Freitag, Juni 15, 2007

Ideologie keine Chance gegen Realität – nicht mal bei Linken

Die taz berichtet über den morgigen Gründungsparteitag der Linkspartei:

In Berlin soll eine neue Linke entstehen: feministisch, antiautoritär, offen, sozial und ökologisch. (...) Doch die Realität sieht anders aus. Lange vor dem Vereinigungsparteitag stand fest: Die neue Linkspartei wird von älteren Herren regiert werden. Dabei haben die PDS und die WASG eigentlich eine Frauenqoute von 50 Prozent beschlossen.
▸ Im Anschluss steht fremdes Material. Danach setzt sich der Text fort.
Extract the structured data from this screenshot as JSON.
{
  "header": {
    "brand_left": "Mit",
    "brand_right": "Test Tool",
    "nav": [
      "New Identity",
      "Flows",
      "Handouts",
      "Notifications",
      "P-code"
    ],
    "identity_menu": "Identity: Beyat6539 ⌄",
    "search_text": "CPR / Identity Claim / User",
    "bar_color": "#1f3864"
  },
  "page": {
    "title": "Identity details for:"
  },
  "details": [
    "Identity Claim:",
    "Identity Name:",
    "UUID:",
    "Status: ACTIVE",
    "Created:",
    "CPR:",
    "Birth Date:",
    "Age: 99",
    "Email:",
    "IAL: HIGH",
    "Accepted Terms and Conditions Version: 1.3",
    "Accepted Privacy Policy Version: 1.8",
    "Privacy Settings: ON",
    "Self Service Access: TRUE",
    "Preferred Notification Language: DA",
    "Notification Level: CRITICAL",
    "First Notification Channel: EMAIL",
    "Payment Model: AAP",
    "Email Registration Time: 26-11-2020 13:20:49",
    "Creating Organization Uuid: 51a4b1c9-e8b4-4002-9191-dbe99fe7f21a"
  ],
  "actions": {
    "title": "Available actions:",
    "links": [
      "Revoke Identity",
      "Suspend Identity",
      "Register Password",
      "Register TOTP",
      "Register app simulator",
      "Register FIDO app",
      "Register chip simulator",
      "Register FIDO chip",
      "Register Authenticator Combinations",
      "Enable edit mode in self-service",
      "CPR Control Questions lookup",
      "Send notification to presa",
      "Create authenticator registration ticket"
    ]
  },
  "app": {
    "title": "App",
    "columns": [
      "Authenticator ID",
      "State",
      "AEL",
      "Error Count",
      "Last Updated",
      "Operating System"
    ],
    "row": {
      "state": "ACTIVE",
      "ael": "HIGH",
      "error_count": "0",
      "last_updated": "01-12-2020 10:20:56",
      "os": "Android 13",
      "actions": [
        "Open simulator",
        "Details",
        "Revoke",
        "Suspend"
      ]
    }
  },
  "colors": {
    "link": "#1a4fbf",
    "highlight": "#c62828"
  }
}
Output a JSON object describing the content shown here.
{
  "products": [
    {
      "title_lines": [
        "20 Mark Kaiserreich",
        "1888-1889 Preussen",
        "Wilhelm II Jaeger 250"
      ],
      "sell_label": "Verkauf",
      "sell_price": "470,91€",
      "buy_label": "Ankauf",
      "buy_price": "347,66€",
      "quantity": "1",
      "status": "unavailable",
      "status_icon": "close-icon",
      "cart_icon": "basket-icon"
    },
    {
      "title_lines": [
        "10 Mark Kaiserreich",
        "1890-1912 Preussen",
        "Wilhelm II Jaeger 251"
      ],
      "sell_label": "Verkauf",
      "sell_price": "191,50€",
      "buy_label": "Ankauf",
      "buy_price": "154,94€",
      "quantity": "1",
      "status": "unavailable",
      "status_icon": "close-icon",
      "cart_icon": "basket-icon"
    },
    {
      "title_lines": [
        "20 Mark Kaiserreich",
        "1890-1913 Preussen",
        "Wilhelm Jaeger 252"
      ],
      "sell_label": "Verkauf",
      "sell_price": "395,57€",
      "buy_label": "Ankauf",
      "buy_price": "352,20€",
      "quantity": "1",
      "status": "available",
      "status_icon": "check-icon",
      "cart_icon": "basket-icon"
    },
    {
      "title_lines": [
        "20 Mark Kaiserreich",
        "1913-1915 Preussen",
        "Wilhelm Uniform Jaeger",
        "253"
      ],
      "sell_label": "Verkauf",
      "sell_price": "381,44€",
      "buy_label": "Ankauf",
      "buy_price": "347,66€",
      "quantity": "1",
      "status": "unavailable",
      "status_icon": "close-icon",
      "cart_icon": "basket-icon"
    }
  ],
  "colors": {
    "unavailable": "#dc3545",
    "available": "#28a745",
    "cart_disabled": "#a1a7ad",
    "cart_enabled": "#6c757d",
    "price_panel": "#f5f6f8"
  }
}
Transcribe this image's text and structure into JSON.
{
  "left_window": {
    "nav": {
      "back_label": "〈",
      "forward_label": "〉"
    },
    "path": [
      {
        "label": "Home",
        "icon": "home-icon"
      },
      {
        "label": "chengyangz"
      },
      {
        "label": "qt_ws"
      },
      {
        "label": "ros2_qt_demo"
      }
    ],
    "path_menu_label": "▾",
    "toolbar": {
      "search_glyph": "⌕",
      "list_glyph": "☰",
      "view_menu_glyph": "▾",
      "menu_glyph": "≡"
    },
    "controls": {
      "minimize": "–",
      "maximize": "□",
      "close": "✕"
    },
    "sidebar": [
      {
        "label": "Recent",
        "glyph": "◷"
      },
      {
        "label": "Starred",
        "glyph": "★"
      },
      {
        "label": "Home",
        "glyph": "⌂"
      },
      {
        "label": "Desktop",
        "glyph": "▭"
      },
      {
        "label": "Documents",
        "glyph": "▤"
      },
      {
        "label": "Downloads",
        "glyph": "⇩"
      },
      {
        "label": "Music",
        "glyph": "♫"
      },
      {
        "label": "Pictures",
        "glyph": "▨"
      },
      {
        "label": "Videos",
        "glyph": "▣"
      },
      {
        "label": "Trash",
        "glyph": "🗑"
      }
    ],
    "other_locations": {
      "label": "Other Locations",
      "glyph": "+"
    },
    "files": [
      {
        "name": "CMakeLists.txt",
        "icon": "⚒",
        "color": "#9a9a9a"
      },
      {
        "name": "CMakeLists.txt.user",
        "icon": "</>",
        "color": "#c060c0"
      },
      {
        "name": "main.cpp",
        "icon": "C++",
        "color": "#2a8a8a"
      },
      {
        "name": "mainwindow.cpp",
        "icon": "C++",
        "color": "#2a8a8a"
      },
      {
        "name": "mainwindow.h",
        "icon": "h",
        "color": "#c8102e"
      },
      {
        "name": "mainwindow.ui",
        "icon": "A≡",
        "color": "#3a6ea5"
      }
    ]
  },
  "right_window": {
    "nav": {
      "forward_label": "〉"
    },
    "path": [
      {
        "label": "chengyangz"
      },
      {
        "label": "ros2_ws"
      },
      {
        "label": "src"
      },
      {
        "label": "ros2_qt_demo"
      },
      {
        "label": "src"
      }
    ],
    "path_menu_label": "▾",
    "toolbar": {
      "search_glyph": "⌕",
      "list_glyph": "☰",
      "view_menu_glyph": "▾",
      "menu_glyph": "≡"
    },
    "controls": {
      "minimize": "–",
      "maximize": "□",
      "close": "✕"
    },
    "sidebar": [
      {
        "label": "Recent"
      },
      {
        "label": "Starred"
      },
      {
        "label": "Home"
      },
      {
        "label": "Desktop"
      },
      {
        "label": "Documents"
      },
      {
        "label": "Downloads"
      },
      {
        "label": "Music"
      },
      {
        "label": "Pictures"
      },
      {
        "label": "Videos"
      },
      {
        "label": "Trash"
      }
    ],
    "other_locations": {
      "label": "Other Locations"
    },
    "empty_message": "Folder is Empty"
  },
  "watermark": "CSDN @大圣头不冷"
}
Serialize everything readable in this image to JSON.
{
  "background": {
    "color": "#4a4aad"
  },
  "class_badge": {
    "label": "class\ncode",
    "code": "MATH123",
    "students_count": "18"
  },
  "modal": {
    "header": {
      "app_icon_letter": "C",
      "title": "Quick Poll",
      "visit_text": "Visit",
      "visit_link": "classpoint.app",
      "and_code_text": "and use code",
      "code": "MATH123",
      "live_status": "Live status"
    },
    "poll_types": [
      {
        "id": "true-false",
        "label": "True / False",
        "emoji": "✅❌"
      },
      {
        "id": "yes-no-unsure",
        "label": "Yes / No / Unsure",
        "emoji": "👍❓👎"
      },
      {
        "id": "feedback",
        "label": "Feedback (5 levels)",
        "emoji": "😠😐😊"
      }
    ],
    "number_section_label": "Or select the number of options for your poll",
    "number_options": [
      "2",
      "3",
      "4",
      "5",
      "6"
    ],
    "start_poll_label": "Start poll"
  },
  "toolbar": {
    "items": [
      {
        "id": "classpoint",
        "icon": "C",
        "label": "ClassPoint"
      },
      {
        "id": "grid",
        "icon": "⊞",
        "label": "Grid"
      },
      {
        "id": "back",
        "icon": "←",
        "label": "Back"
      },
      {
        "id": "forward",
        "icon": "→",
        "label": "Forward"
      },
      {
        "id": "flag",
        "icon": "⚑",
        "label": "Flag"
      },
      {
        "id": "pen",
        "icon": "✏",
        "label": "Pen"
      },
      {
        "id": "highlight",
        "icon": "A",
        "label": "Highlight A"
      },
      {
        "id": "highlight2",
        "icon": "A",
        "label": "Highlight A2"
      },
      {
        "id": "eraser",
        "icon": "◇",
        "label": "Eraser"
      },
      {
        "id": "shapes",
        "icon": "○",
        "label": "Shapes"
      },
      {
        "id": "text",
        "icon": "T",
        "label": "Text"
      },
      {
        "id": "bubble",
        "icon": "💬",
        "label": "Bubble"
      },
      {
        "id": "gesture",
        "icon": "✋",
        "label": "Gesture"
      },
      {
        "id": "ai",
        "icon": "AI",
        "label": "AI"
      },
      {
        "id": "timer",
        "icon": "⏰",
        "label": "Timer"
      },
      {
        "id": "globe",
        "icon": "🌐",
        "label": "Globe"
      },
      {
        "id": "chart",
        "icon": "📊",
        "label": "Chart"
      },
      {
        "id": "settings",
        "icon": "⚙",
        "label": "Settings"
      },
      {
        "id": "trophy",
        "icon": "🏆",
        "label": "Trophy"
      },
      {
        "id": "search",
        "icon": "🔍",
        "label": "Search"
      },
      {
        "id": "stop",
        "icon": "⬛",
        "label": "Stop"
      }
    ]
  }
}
Das müsste sich - reine Mathematik -auch in der Spitze der neuen Organisation wiederfinden. Doch die präsentiert eine ganz andere Gleichung: Vor dem Auftauchen der WASG war die PDS bei knapp 5 Prozent, seitdem ist sie bei über 8. Also muss WASG-Vorsitzender Oskar Lafontaine sowohl in den Partei- als auch in den Fraktionsvorsitz. Das Gleiche gilt für Lothar Bisky und Gregor Gysi - denn die haben die PDS ja erst auf 5 Prozent gebracht. Die PDS-Frauen sind nicht amüsiert. Zumal auch der designierte Schatzmeister und der Bundesgeschäftsführer der neuen Linkspartei Herren sind. "Dass es in der Spitze keinen Platz für Frauen gibt, ist ein politischer Fehler", so die linke Vizechefin Katja Kipping (...). Doch für eine Palastrevolution reicht der Ärger nicht.


Das ist sehr, sehr schade. Denn das wäre einmal die lustigste Revolution aller Zeiten. Zumindest wenn alle anderen PDSlerinnen genauso drauf sind wie die erwähnte Katja Kipping. Die beklagt in einem Interview:

dass es in der Spitze keinen Platz für Frauen gibt, ist ein politischer Fehler - dazu kann ich schon aus Parteiräson nicht schweigen. Es entspricht nicht den Grundsätzen der neuen Linken, die für feministische Positionen kämpft.


Allerdings, bei soviel Heuchelei kann man auch nicht schweigen! Erst große Töne spucken und dann in Wirklichkeit die Frauen nicht zum Zuge kommen lassen ... unerhört sowas! Äh, Moment ... Hat Frau Kipping denn überhaupt kandidiert?

Nein, erklärt diese schon im nächsten Atemzug. Als Begründung schiebt sie zuerst ihr Alter (29) vor, um dann einzuräumen, dann sie eigentlich ganz andere Pläne (Jazzdance) hat.

Das Ganze erinnert ein wenig an den Witz von dem Mann, der Tag für Tag den Herrgott anfleht, er mögen ihn doch bitte nur ein einziges Mal im Lotto gewinnen lassen. Bis irgendwann eine Stimme aus den Wolken schallt: „Um Himmels willen, mach mich nicht verrückt! Kauf doch wenigstens mal ein Los!“

Ob in großen kapitalistischen Unternehmen oder in sozialistischen Parteien, es ist immer und immer wieder derselbe Tanz: Lautstarkes Lamentieren darüber, dass die bösen Männer die Macht unter sich aufteilen und die Frauen ausgrenzen, geht wie selbstverständlich Hand in Hand damit, dass dieselben Frauen, sobald sie die Gelegenheit hätten, entsetzt einwenden: „Ich? Aber ich doch nicht! Ich hab noch ein bisschen was anderes vor!“

Und in etlichen Statements wird es wieder heißen: „Gleichberechtigung für Männer? Nicht solange für die Gleichberechtigung von Frauen noch derart viel getan werden muss. Haben Sie sich mal angeschaut, wie wenig Frauen in gesellschaftlichen Machtpositionen sind? Es ist zum Heulen!“

Nachtrag vom folgenden Tag: Auch der Oeffinger Freidenker kommentiert.